Round XXII, Pick 43: Nate selects OG “Mad” Max Copeland
The below video is required to be playing as loud as possible for the entire duration of this entry.
If you like to gamble I tell you I’m your man
You win some, you lose some, it’s all the same to me
When the 2010 Black & Gold game came around, there wasn’t a whole lot of question as to who the starters were going to be. But one thing that stood out to me as I watched was an unusual amount of screaming, particularly from the backup offensive linemen group. There was a skinny kid with long blond hair who was jumping up and down and yelling constantly. I wasn’t sure what was going on, but that moment always stood out to me.
The pleasure is to play, makes no difference what you say
When 2012 came around and Missouri was gearing up to start its first year in the SEC, I knew it was going to be a tough haul, especially with all the injuries suffered in camp. The lack of depth on the offensive line meant that freshman Evan Boehm was pressed into service, the first true freshman to start for Pinkel’s staff. The other guard? Some walk-on named Max Copeland. The scream-y underweight kid who had bulked up and worked his way to the second-string in spring ball.
I don’t share your greed, the only card I need is the ace of spades
That hard work was so much more than learning the playbook. Copeland famously woke himself up at 2am every day to eat a whole freaking chicken breast. He stayed long after practice was done hitting bags and working on his technique. He never cut the hair, grew a beard, embraced his oddity and continued to scream metal lyrics and paint an ace of spades on his wrist tape. He was a pungent Viking metal god, working hard and playing maniacally to provide a second quality guard to the greatest offensive line at Missouri.

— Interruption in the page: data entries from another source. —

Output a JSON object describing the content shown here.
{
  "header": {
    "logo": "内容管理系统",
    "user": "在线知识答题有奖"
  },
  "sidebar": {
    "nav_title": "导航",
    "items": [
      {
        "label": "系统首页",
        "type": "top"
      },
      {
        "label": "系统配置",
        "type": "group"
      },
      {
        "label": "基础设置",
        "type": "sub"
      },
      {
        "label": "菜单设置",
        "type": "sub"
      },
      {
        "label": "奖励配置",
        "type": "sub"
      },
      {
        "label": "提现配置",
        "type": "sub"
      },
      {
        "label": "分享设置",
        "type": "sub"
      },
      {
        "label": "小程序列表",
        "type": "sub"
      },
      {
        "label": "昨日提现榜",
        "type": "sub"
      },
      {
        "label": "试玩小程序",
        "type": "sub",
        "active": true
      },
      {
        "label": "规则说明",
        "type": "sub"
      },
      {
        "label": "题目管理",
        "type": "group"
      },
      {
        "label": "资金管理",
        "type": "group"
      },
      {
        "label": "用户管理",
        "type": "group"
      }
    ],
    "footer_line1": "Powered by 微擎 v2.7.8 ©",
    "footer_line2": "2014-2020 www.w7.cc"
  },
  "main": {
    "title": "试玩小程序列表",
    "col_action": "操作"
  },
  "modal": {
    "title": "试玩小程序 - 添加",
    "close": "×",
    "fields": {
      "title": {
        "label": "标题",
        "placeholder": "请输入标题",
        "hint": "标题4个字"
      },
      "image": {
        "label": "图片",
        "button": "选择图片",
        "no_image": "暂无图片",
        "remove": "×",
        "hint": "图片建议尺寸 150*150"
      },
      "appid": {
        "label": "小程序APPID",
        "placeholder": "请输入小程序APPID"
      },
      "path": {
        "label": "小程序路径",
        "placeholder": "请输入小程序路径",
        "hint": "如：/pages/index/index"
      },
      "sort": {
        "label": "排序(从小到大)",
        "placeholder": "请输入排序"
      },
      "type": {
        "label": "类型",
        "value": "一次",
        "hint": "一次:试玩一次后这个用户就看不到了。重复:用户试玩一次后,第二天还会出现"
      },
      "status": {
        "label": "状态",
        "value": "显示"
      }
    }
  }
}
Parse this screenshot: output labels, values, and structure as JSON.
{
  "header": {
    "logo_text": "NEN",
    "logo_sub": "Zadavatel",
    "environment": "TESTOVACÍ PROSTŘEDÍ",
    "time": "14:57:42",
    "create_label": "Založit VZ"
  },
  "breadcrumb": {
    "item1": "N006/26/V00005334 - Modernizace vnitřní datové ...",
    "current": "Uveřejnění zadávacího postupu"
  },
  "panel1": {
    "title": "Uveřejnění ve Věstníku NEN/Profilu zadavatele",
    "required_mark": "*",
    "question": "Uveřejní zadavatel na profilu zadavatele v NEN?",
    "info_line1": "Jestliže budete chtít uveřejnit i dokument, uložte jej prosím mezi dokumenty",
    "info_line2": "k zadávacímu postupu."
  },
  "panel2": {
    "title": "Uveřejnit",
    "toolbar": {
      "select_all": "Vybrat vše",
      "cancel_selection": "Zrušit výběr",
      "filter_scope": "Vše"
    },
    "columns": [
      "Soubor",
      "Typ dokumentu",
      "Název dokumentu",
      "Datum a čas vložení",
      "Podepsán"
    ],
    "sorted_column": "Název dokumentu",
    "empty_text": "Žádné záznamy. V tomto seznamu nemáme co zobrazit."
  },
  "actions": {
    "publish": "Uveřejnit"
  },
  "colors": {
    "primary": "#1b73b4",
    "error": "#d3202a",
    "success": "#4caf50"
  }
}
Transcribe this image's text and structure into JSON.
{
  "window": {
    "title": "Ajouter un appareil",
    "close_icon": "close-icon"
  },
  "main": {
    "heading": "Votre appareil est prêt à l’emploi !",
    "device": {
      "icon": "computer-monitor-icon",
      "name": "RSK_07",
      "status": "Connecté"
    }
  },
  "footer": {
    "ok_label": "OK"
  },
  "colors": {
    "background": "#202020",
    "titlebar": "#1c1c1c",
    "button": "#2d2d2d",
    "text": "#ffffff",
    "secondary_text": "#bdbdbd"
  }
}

Not only did this walk-on step up to provide an SEC-caliber guard, his personality and quotability was though the roof. Every time Copeland was asked about the team, his quarterback, his coach, the SEC...everything he said was memorable and awesome, citing mythology, history, and quirky insights that no player has been able to capture since him.
He might be in my “Mr. Irrelevant” slot, but I say this without any sarcasm or insincerity: Max Copeland is my favorite Missouri player of all time. His story was impressive, his work ethic tenacious, his personality the size of Mt. Everest, and a ferocity on the field matched only by the epic warriors of lore he was able to channel every game day.
Welcome to Valhalla, noble King Copeland,, your sword is reddened with the gore of your foes; we, worthy of your service, thank you.
Round XXII, Pick 44: BK selects OT Rob Droege
Mizzou has had two offensive tackles win first-team All-Conference honors in the last 20 years: Justin Britt in 2013 and Rob Droege in 2003.
Droege was a massive human being. Droege stood 6-foot-6 and weighed in at 305 pounds. His play on the field was as impressive as his presence off of it. He played out of position his first two years at Missouri as an oversized guard, but immediately became a dominant presence upon moving outside to tackle, finishing his career as a two-time first-team All-Big 12 selection.
Droege was also named a preseason second-team All-American selection and was on multiple watch lists, including for the Lombardi and Outland trophies. A heck of a player who drove open some massive holes for Brad Smith on those early 2000s Mizzou squads is the final addition in what has been an incredible project.